His pale silver mare, hardiest of all Bastans, was bred to this terrain and had as determined a hold on life as the sickly albino who had to sustain himself by drugs or the stolen life-stuff of his fellows.
Drawing the black sealskin snow-cloak about him, the man set his face against the weather. His name was Elric and he was a prince in his own country, the last of his long line and without legitimate issue, an outcast almost everywhere in a world coming to hate and resent this alien kind as the power of Melniboné faded and the strength of the Young Kingdoms grew. He did not much care for his own safety but he was determined to live, to return to his island kingdom and be reunited with his sweet cousin Cymoril, whom he would one day marry. It was this ambition alone which drove him on through the blizzard.
Clinging to his horse’s mane as the sturdy beast pressed against the deepening drifts which threatened to bury the world, Elric’s senses grew as numb as his flesh. The mare moved slowly across the ridges, keeping to the high ground, heading always away from the afternoon sun. At night Elric dug them both a snow-hole and wrapped them in his lined canvasses. He carried the equipment of the Kardik, whose hunting grounds these were.
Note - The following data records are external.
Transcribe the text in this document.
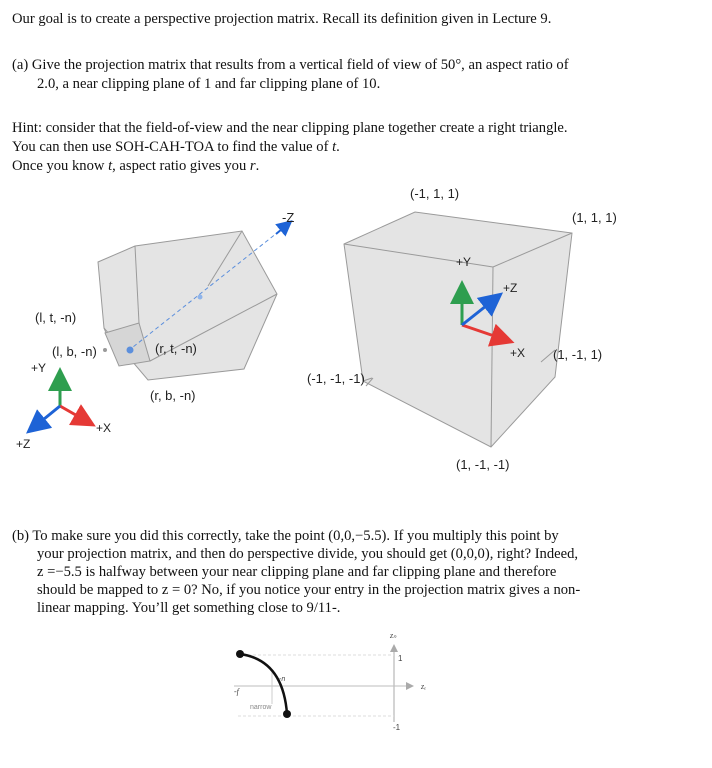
Our goal is to create a perspective projection matrix. Recall its definition given in Lecture 9.
(a) Give the projection matrix that results from a vertical field of view of 50°, an aspect ratio of
2.0, a near clipping plane of 1 and far clipping plane of 10.
Hint: consider that the field-of-view and the near clipping plane together create a right triangle.
You can then use SOH-CAH-TOA to find the value of t.
Once you know t, aspect ratio gives you r.
-Z
(l, t, -n)
(l, b, -n)	(r, t, -n)
(r, b, -n)
+Y
+X
+Z
(-1, 1, 1)
(1, 1, 1)
(-1, -1, -1)
(1, -1, 1)
(1, -1, -1)
+Y
+Z
+X
(b) To make sure you did this correctly, take the point (0,0,−5.5). If you multiply this point by
your projection matrix, and then do perspective divide, you should get (0,0,0), right? Indeed,
z =−5.5 is halfway between your near clipping plane and far clipping plane and therefore
should be mapped to z = 0? No, if you notice your entry in the projection matrix gives a non-
linear mapping. You’ll get something close to 9/11-.
zₙ
1
-n
zₑ
-f
narrow
-1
Elric no longer dreamed. He was almost entirely without conscious thought. Yet still his horse moved steadily towards Xanardwys, where hot springs brought eternal summer and where scarlet roses bloomed against the snow.
Towards evening on the fifth day of his journey, Elric became aware of an extra edge of coldness in the air. Though the great crimson disc of the setting sun threw long shadows over the white landscape, its light did not penetrate far. It now appeared to Elric that a vast wall of ice loomed up ahead, like the sides of a gigantic, supernatural fortress. There was something insubstantial about it. Perhaps Elric had discovered one of those monumental mirages which, according to the Kardik, heralded the inevitable doom of any witness.
Elric had faced more than one inevitable doom and felt no terror for this one, but his curiosity aroused him from the semi-stupor into which he had fallen. As they approached the towering ice he saw himself and his horse in perfect reflection. He smiled a grim smile, shocked by his own gauntness. He looked twice his real age and felt a hundred times older. Encounters with the supernatural had a habit of draining the spirit, as others whom he had met could readily testify…
Steadily his reflection grew larger until without warning he was swallowed by it—suddenly united with his own image! Then he was riding through a quiet, green dale which, he sincerely hoped, was the Valley of Xanardwys. He looked over his shoulder and saw a blue cloud billowing down a hillside and disappearing. Perhaps the mirror effect had something to do with the freakish weather of this region? He was profoundly relieved that Xanardwys—or at least its valley—was proving a somewhat substantial legend. He dismissed all questions concerning the phenomenon which had brought him here and pressed on in good spirits. All around were the signs of spring—the warm, scented air, the bright wild-flowers, the budding trees and shrubs, the lush grass—and he marveled at a wonderful paradox of geography which, according to the tales he’d heard, had saved many fugitives and travelers. Soon he must come to the ivory spires and ebony roofs of the city herself where he would rest, buy provisions, shelter and then continue his journey to Elwher, which lay beyond all the maps of his world.
The valley was narrow with steeply rising sides, like a tunnel, roots and branches of dark green trees tangling overhead in the soft earth. Elric felt a welcome sense of security and he drew deep breaths, relishing the sweet fecundity all around.